Lalla Rookh was reportedly used for blackbirding (the practice of taking people as slaves or indentured labourers from islands of the Pacific) at some point, and later for carrying timber. She was purchased in 1886 by the timber company Rooneys Ltd.

Although some newspaper reports after Cyclone Sigma in the Townsville area in January 1896 said that the schooner Lalla Rookh "with a full load of log timber from Cairns" was missing and thought lost in the storm, later reports revealed that she had escaped intact, and carried on carrying timber up and down the coast for a few more years. Several voyages between Townsville and Maryborough are reported between 1897 and 1898 under the command of Captain C. A. Nordstrom, most often described as a schooner, but with at least one description as a 49-ton ketch.
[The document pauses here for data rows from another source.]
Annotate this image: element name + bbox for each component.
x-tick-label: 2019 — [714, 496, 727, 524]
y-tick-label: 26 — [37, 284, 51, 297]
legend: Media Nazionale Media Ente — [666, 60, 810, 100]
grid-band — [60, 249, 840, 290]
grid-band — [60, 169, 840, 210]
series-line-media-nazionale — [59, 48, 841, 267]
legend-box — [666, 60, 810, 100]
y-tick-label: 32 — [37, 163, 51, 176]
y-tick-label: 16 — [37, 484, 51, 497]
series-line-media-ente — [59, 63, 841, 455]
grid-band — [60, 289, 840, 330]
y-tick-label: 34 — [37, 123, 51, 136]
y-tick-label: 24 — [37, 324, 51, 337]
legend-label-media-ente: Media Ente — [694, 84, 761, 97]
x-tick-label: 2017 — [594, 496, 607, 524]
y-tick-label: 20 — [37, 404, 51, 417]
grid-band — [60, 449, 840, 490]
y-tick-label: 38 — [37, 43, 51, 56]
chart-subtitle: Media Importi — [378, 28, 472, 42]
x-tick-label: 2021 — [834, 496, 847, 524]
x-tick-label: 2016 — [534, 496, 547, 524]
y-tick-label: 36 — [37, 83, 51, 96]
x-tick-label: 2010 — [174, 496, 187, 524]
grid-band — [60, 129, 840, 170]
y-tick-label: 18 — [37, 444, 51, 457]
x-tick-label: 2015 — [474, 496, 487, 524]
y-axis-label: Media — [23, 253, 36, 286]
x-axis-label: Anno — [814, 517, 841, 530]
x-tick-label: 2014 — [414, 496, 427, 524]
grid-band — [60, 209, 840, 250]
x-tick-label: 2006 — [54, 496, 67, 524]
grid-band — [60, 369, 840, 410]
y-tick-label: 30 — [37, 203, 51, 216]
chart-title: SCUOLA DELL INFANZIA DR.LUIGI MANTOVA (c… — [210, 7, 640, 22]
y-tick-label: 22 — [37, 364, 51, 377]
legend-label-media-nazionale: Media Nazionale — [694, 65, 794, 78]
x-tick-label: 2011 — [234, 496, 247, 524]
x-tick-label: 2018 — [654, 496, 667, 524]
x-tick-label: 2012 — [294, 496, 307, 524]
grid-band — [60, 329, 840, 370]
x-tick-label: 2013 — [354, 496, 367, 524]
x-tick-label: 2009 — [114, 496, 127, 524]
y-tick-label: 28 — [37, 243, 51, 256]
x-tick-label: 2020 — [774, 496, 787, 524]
She was finally wrecked somewhere off the Queensland coast while carrying timber between Townsville and Maryborough in December 1899. A later source, quoting Jack Loney, says that the ketch left Townsville for Maryborough with a crew of four, and was last seen on 22 December 1899 off L Island (now Scawfell Island, one of the South Cumberlands group), shortly before a tropical cyclone struck the area. She was carrying a single passenger, William Eli Walding. A 20 January 1900 report in the Brisbane Courier says she was last seen leaving for Maryborough, after having been anchored at the Pine Islet (one of the Percy Isles) sheltering from "the same stress of weather which it will be remembered caused the wreck of the schooner Eclipse". She was carrying only one passenger, and four crew. A search was undertaken by government steamers from Rockhampton and Maryborough, but the vessel was not reported being seen afloat again, and the crew of four were presumed lost.

No trace of a wreck was reported, but months later a piece of timber was discovered on one of the Percy Isles, and was identified as part of Lalla Rookh. There were no survivors. She was presumed wrecked on either the Whitsundays or the Cumberland Islands.